Jason Castro (and all that hair) has finally said goodbye to American Idol, but even elimination couldn't take the smile off his face. Jason says he came into the competition happy, and that's the way he'll leave.
I was as happy last night as when I found out I made the top 24. This whole time I’ve had a blast but it’s really been hard. Before I found out the results I was freaking out about the week ahead. How was I going to do three songs when I can’t even do two? I loved my time on there and I would have liked to go farther, but I don’t think I could handle it.
I was saying vote! Then I said it again to emphasize that but nobody heard me. I remember sitting down and thinking about how they kind of have the same syllables and it’s going to look like ‘don’t vote’. Dangit. I consciously only said vote once during the numbers the second time around.

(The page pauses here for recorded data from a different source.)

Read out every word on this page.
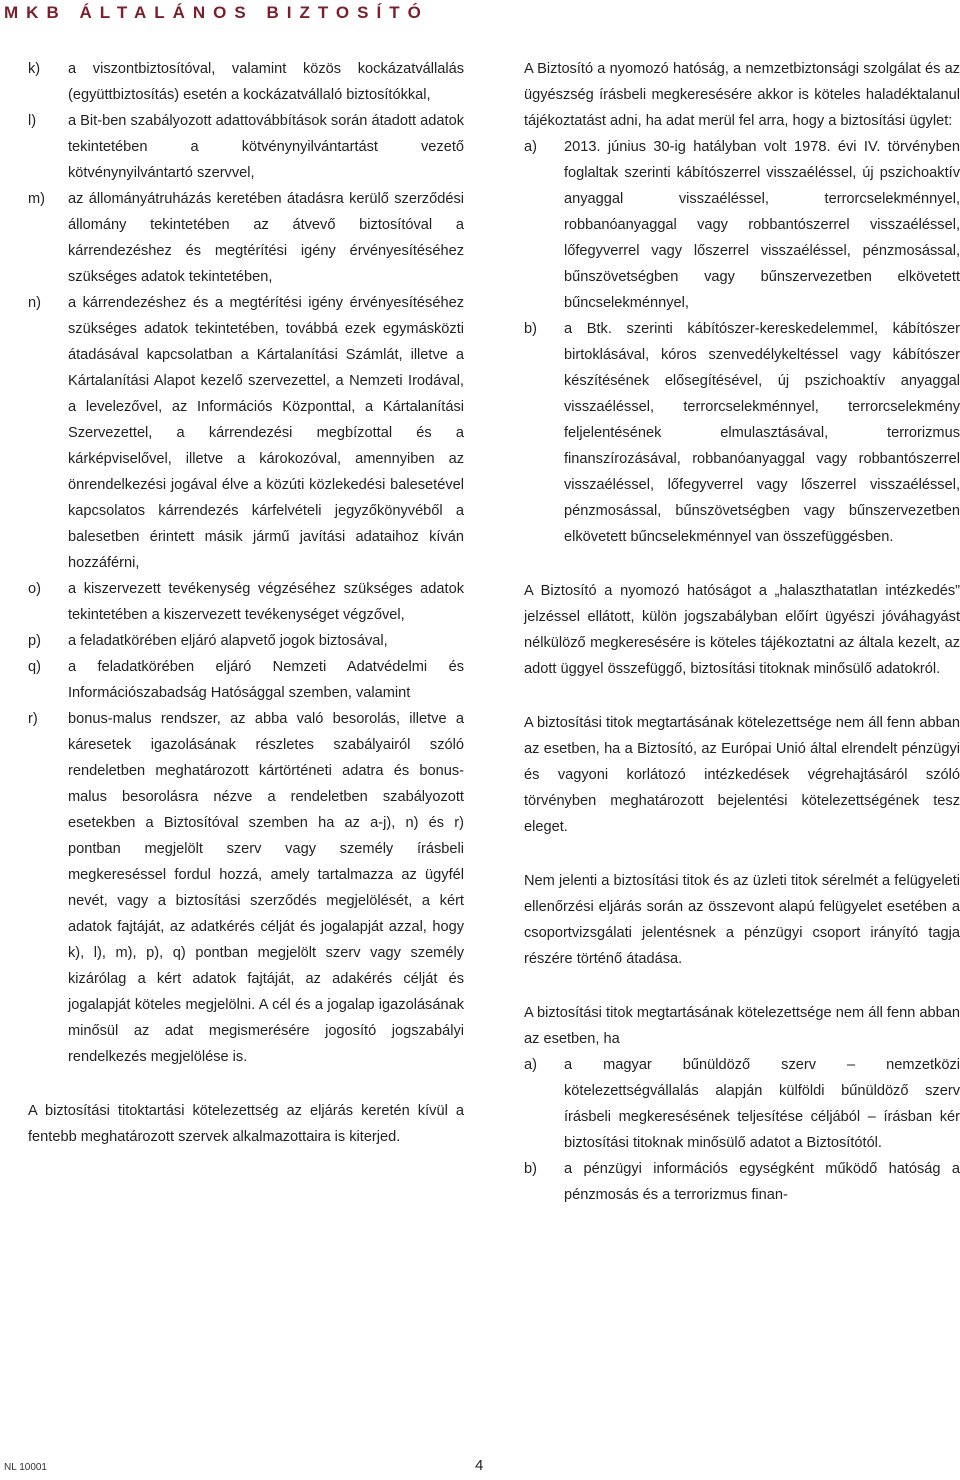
MKB ÁLTALÁNOS BIZTOSÍTÓ
k)	a viszontbiztosítóval, valamint közös kockázatvállalás (együttbiztosítás) esetén a kockázatvállaló biztosítókkal,
l)	a Bit-ben szabályozott adattovábbítások során átadott adatok tekintetében a kötvénynyilvántartást vezető kötvénynyilvántartó szervvel,
m)	az állományátruházás keretében átadásra kerülő szerződési állomány tekintetében az átvevő biztosítóval a kárrendezéshez és megtérítési igény érvényesítéséhez szükséges adatok tekintetében,
n)	a kárrendezéshez és a megtérítési igény érvényesítéséhez szükséges adatok tekintetében, továbbá ezek egymásközti átadásával kapcsolatban a Kártalanítási Számlát, illetve a Kártalanítási Alapot kezelő szervezettel, a Nemzeti Irodával, a levelezővel, az Információs Központtal, a Kártalanítási Szervezettel, a kárrendezési megbízottal és a kárképviselővel, illetve a károkozóval, amennyiben az önrendelkezési jogával élve a közúti közlekedési balesetével kapcsolatos kárrendezés kárfelvételi jegyzőkönyvéből a balesetben érintett másik jármű javítási adataihoz kíván hozzáférni,
o)	a kiszervezett tevékenység végzéséhez szükséges adatok tekintetében a kiszervezett tevékenységet végzővel,
p)	a feladatkörében eljáró alapvető jogok biztosával,
q)	a feladatkörében eljáró Nemzeti Adatvédelmi és Információszabadság Hatósággal szemben, valamint
r)	bonus-malus rendszer, az abba való besorolás, illetve a káresetek igazolásának részletes szabályairól szóló rendeletben meghatározott kártörténeti adatra és bonus-malus besorolásra nézve a rendeletben szabályozott esetekben a Biztosítóval szemben ha az a-j), n) és r) pontban megjelölt szerv vagy személy írásbeli megkereséssel fordul hozzá, amely tartalmazza az ügyfél nevét, vagy a biztosítási szerződés megjelölését, a kért adatok fajtáját, az adatkérés célját és jogalapját azzal, hogy k), l), m), p), q) pontban megjelölt szerv vagy személy kizárólag a kért adatok fajtáját, az adakérés célját és jogalapját köteles megjelölni. A cél és a jogalap igazolásának minősül az adat megismerésére jogosító jogszabályi rendelkezés megjelölése is.

A biztosítási titoktartási kötelezettség az eljárás keretén kívül a fentebb meghatározott szervek alkalmazottaira is kiterjed.

A Biztosító a nyomozó hatóság, a nemzetbiztonsági szolgálat és az ügyészség írásbeli megkeresésére akkor is köteles haladéktalanul tájékoztatást adni, ha adat merül fel arra, hogy a biztosítási ügylet:

a)	2013. június 30-ig hatályban volt 1978. évi IV. törvényben foglaltak szerinti kábítószerrel visszaéléssel, új pszichoaktív anyaggal visszaéléssel, terrorcselekménnyel, robbanóanyaggal vagy robbantószerrel visszaéléssel, lőfegyverrel vagy lőszerrel visszaéléssel, pénzmosással, bűnszövetségben vagy bűnszervezetben elkövetett bűncselekménnyel,
b)	a Btk. szerinti kábítószer-kereskedelemmel, kábítószer birtoklásával, kóros szenvedélykeltéssel vagy kábítószer készítésének elősegítésével, új pszichoaktív anyaggal visszaéléssel, terrorcselekménnyel, terrorcselekmény feljelentésének elmulasztásával, terrorizmus finanszírozásával, robbanóanyaggal vagy robbantószerrel visszaéléssel, lőfegyverrel vagy lőszerrel visszaéléssel, pénzmosással, bűnszövetségben vagy bűnszervezetben elkövetett bűncselekménnyel van összefüggésben.

A Biztosító a nyomozó hatóságot a „halaszthatatlan intézkedés” jelzéssel ellátott, külön jogszabályban előírt ügyészi jóváhagyást nélkülöző megkeresésére is köteles tájékoztatni az általa kezelt, az adott üggyel összefüggő, biztosítási titoknak minősülő adatokról.

A biztosítási titok megtartásának kötelezettsége nem áll fenn abban az esetben, ha a Biztosító, az Európai Unió által elrendelt pénzügyi és vagyoni korlátozó intézkedések végrehajtásáról szóló törvényben meghatározott bejelentési kötelezettségének tesz eleget.

Nem jelenti a biztosítási titok és az üzleti titok sérelmét a felügyeleti ellenőrzési eljárás során az összevont alapú felügyelet esetében a csoportvizsgálati jelentésnek a pénzügyi csoport irányító tagja részére történő átadása.

A biztosítási titok megtartásának kötelezettsége nem áll fenn abban az esetben, ha

a)	a magyar bűnüldöző szerv – nemzetközi kötelezettségvállalás alapján külföldi bűnüldöző szerv írásbeli megkeresésének teljesítése céljából – írásban kér biztosítási titoknak minősülő adatot a Biztosítótól.
b)	a pénzügyi információs egységként működő hatóság a pénzmosás és a terrorizmus finan-
NL 10001	4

I think everyone this week thought that I was ready to go, and that wasn’t my mindset at all going in. That kind of came across wrong, and the way I acted on the show might have made people think I didn’t want to be there.
Simon can say whatever he wants, I was confident with what I was doing, I had nothing to be ashamed of. If he didn’t like it, fine. If it wasn’t what we needed for the competition, OK. It’s just another day and it’s just another song, and people see past that and so do I. I’ve done everything the best that I can considering the circumstances.
I’ve learned that I can do a lot more than I thought. Before I did this I wasn’t really confident as a performer and I hadn’t done it a lot. Now I’ve done it for months, and on TV! Wherever music leads me, I just want to play it somewhere.